Wednesday, August 5, 2015
Diane Ring (Boston College), Who Should Be Invited to the Tax Dinner? Another Perspective on the Role of Tax Professionals (Jotwell) reviewing Gillian Brock (Auckland) & Hamish Russell (Toronto), Abusive Tax Avoidance and Institutional Corruption: The Responsibilities of Tax Professionals):
Brock and Russell’s article [argues that] the functioning of the tax system depends, in part on our acknowledgement that certain behavior is important to its successful operation, even though that behavior may not have been formalized explicitly into the law. ... [I]t has been ... difficult to establish a shared vision of the moral responsibility for curbing abusive tax avoidance. But Brock and Russell seek to ignite this conversation through their fresh perspective. ...

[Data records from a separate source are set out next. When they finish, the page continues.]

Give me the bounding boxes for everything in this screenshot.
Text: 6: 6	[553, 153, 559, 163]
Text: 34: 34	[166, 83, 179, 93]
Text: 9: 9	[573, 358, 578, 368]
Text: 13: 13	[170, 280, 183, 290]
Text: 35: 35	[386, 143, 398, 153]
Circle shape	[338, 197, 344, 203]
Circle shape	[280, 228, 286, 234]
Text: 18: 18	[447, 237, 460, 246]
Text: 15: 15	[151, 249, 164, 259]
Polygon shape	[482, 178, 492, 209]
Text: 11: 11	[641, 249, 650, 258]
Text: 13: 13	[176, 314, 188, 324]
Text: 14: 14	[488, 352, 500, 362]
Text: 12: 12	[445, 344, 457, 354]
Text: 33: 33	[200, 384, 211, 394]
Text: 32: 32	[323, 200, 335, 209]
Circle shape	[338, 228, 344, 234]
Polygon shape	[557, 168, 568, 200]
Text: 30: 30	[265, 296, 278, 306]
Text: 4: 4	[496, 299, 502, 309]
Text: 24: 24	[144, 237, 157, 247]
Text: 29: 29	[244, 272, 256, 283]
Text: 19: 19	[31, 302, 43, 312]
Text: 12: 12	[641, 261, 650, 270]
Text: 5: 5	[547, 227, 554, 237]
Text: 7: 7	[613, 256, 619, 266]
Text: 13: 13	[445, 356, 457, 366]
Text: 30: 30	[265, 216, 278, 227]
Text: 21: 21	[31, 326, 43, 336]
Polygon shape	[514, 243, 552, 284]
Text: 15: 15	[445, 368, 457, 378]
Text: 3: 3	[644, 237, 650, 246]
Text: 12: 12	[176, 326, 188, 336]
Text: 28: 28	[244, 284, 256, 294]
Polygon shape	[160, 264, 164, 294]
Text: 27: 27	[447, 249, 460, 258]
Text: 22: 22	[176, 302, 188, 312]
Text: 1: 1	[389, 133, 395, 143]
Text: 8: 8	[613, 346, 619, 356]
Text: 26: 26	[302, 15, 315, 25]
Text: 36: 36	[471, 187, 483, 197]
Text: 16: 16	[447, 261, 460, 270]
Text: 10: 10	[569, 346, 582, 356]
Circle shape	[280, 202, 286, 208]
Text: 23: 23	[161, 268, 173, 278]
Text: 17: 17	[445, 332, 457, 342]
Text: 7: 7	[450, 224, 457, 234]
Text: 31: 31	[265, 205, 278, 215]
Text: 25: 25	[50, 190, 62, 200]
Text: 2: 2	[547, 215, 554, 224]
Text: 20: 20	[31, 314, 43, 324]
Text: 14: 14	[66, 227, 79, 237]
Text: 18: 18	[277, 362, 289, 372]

Brock and Russell consider a number of well-known cases of abusive tax avoidance and evaluate the roles played by tax lawyers, accountants and financial advisors in shaping the law, designing the strategies, implementing the strategies, and in some cases, defending the strategies. Ultimately, Brock and Russell argue that those who have caused, have benefitted from, and have the capacity to fix the situation bear a special duty to undertake reform efforts. Brock and Russell are cognizant of the likely challenges to their framework (in particular critiques grounded in the traditionally recognized duties that lawyers owe clients). But their primary mission in this article is to provide an alternative framing of this entire debate – one that begins with notions of integrity and corruption in fiscal institutions, and concludes with a powerful claim that professionals who have contributed to abusive tax avoidance (and thus potential institutional corruption) bear a special duty to “engage in collective action to support necessary changes to practices or norms in their professions.” Brock and Russell’s fresh take on defining the ethical and moral duties of tax professionals provides a valuable contribution to the literature and one that I hope they continue to develop.